For most Indians, buying a house is perceived as a tangible asset, which will always appreciate in value and protect them from an unanticipated financial crunch. However, it might not always be the case, especially when the construction of the house is stalled and you are oblivious about its completion. This blog covers how home buyers can make the best out of this situation using IBC proceedings.
Firstly, let’s briefly understand what gives rise to this situation i.e. stalled construction. Real estate projects are stalled due to a number of reasons – most common of them being regulatory hurdles and financial tumble. In this blog, we would be focusing on the latter, particularly, on situations when a financial crunch leads to insolvency of the developer.
An insolvent situation, in the context of real estate, arises when a developer is unable to deliver his/her project on time due to certain financial constraints and is unable to service his debt. Primary reasons for the same are improper financial management, planning and discipline. Market and sectorial trepidation may also lead to insolvency of the developer. Then, depending upon the decision of the financial creditors the project is officially declared insolvent.
Some basics of Insolvency and Bankruptcy Code
- Section 6 of the Insolvency and Bankruptcy Code, 2016 empowers financial creditors to initiate bankruptcy resolution process in the event of a company committing a default.
- A typical example of such a situation is when a developer defaults payment of interest or principal borrowed from banks or financial institutions.
- Another context is when the sales agreement has to be terminated because either the developer or the homebuyer breaches the terms of agreement. Post termination, the developer is required to refund any payment made by the home buyer till the point, as directed by RERA. Failure to make this refund within stipulated time frame is also considered as a default.
- Home buyers should be aware that a default of a minimum Rs. 100,000 is enough make the project fall under the ambit of IBC.
- Insolvency cases in India are handled by National Company Law Tribunal (NCLT) which facilitate the resolution process.
- As per the insolvency law, the entire resolution process is expected to be completed under 180 days, with an extension of 90 days.
At first, any average home buyer may find this situation serious and difficult to tackle. However, it should be noted that IBC has made various provisions for the convenience of the financial creditors, which include home buyers.
Some of these provisions and rights that home buyers are entitled to during the insolvency proceedings include:
- Status of financial creditors – In 2018, it was decided to give the status of ‘financial creditor’ to home buyers. It was decided that money collected from them has a commercial impact similar to other borrowings. Thus, home buyers can form a Committee of Creditors (CoC), initiate the insolvency proceedings and have ‘voting rights’ during the resolution process.

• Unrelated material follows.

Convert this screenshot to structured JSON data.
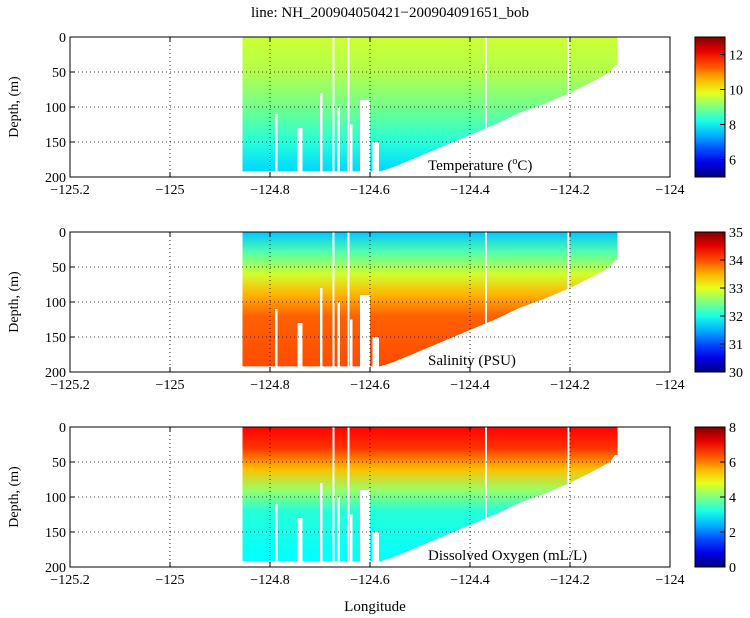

- Distribution of cash flow – In case of liquidation, there are various other financial creditors like operational creditors and secured creditors who may take precedence in cash flow positions over home buyers. It is however, not clear, as to where home buyers will be placed when it comes to liquidation.
- Option of forensic audit – As per NCLT, 51% vote of CoC is sufficient to initiate forensic audit on the company under the insolvency net.
Points to keep in mind
- Passing a resolution – In order to pass a resolution, a minimum threshold of voting by CoC is required. As mentioned in the previous point, home buyers might not be the only creditors in the committee, hence consensus from other creditors is crucial. The voting threshold is generally 51%. But certain imperative decisions like appointment of resolution professional, approving resolution plan, etc. requires a minimum threshold of 66%.
- Implicit legal costs – The legal cost involved in the process of insolvency proceeding is something home buyers should not ignore. It includes application fees, fee payable to insolvency professional, liquidator, lawyer, preparation of legal documents, etc.
- Time consuming and cumbersome – Certain cases might take longer (more than 270 days) to resolve. The legal proceedings and consensus among the creditors might require additional time to delve a little deeper, depending from case to case.
IBC will guide you home!
According to a news report, 235 companies in real estate sector have filed for insolvency, until December 2018. From these 235 companies, the proceedings of 87 companies have been completed. Insolvency and Bankruptcy Board of India (IBBI) has been continuously working towards improving the effectiveness of insolvency code. Allowing insolvent companies to borrow abroad (external commercial borrowing), implementing need for approval from the Competition Commission of India (CCI) before finalizing resolution plans and excluding time taken by litigations in the 270 days limits are some of those pro-active measures.
Furthermore, a memorandum of understanding (MoU) has been signed by the IBBI and Securities and Exchange Board of India (SEBI) to improve the implementation of insolvency code. Ministry of Housing and Urban Affairs has suggested Ministry of Finance to create a ‘special fund’ to provide financial assistance to stressed projects. This fund will have the potential to provide interim relief to thousands of home buyers and lenders.
The stressed real estate fund market is gaining a lot of traction in India. Many investors such as ASK, HDFC, etc. are planning special funds with a primary objective of investing in stressed real estate projects. National Buildings Construction Corporation (NBCC) is also taking part in the resolution process of real estate developers. Going forward, more such developers and investors are expected to enter this market providing relief to home buyers!